No mundo em que vivemos, tão carregado de ruído, a serenidade é uma voz que nos guia e nos orienta, que nos dá conforto e paz. Tudo o que acontece à nossa volta, tudo o que assistimos e experienciamos, é parte do nosso percurso, tem um propósito e um sentido, mas nem tudo é parte de nós, nem tudo é nosso, e torna-se essencial fazer essa filtragem e consequente limpeza. Nem sempre é fácil fazê-lo, até porque estamos sempre a ter mais e mais informação a chegar a nós, mais solicitações, mais respostas a dar, mas com o tempo e com a aprendizagem deste caminho, consegue ser progressivamente mais simples.
No fundo, é preciso compreendermos que a serenidade é, na verdade, um caminho e um trabalho de mestria e, como tal, necessita desta profundidade de consciência que obtemos quando olhamos para dentro de nós de forma amorosa e em profunda dádiva. Nenhum caminho de mestria se faz sem amor, sem integrar, constantemente, luz e sombra, sem abraçar o ensinamento da mesma forma que se abraça a provação.

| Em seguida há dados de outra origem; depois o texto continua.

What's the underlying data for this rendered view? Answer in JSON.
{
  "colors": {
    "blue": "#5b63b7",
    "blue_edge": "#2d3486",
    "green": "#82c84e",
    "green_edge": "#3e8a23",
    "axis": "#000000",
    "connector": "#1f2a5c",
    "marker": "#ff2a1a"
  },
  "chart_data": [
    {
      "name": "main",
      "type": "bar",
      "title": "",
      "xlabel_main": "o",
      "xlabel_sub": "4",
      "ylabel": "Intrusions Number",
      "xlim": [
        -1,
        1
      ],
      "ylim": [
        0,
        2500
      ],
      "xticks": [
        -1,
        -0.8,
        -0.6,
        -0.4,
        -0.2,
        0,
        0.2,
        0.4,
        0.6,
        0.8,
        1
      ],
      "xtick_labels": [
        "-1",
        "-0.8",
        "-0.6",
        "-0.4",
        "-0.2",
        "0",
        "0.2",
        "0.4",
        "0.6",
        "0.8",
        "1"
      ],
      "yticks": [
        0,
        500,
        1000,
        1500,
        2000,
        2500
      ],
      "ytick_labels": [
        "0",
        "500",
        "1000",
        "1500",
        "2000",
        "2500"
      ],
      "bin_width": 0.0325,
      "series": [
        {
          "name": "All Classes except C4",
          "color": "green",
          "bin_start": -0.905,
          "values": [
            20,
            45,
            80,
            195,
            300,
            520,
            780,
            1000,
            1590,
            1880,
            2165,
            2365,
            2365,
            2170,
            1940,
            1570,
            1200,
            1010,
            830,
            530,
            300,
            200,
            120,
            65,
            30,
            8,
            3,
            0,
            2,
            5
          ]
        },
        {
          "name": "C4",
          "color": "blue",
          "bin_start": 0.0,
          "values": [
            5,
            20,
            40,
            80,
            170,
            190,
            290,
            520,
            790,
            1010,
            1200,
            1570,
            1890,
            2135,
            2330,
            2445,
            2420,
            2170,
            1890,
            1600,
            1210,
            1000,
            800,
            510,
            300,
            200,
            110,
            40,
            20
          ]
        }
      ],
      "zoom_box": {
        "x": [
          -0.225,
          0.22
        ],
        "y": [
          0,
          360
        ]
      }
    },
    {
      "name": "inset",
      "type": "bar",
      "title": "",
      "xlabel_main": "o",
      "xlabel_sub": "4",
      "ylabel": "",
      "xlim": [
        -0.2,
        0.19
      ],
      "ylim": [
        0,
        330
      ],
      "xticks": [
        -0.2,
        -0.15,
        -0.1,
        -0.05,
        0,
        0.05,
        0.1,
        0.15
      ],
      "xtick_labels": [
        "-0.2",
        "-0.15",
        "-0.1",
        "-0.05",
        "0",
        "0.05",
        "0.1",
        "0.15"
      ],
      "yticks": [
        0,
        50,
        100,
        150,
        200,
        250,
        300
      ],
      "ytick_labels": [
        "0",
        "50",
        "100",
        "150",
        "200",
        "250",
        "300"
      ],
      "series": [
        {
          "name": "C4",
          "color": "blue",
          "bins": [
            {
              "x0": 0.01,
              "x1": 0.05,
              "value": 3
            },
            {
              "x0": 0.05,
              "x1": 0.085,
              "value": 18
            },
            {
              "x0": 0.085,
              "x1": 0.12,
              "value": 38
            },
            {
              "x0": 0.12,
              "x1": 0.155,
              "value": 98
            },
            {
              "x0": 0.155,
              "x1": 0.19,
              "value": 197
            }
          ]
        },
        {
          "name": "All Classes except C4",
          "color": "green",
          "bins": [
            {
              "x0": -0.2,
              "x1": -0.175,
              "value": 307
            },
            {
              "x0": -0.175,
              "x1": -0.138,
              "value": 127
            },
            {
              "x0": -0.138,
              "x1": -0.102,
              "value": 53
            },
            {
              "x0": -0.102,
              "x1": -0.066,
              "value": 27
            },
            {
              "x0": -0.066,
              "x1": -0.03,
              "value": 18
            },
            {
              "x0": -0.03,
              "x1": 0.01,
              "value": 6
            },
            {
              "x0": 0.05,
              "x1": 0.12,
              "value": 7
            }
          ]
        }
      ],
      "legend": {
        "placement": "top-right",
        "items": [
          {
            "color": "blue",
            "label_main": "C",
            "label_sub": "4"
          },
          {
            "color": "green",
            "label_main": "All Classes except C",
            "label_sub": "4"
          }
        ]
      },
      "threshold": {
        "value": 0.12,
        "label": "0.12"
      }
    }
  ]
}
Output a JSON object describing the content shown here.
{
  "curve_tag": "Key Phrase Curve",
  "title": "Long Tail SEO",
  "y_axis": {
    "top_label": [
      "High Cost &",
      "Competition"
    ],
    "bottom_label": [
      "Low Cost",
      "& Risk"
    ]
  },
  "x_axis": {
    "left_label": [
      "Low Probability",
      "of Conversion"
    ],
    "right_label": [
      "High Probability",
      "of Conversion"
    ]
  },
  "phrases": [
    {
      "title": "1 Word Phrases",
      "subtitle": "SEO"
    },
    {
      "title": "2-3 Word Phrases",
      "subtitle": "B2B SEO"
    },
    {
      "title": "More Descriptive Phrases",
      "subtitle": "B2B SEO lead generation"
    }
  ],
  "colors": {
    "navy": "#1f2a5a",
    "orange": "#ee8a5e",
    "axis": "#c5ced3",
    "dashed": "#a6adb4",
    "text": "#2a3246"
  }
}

O caminho da serenidade é o de encontrar em nós um Templo sagrado, uma coluna de fogo que nos centra, mas que também alimenta os que nos rodeiam com o seu calor. Até, porque, na sua essência, a serenidade é também uma semente que se planta nos corações, que germina e floresce quando a alimentamos em dádiva, generosidade, merecimento e Amor.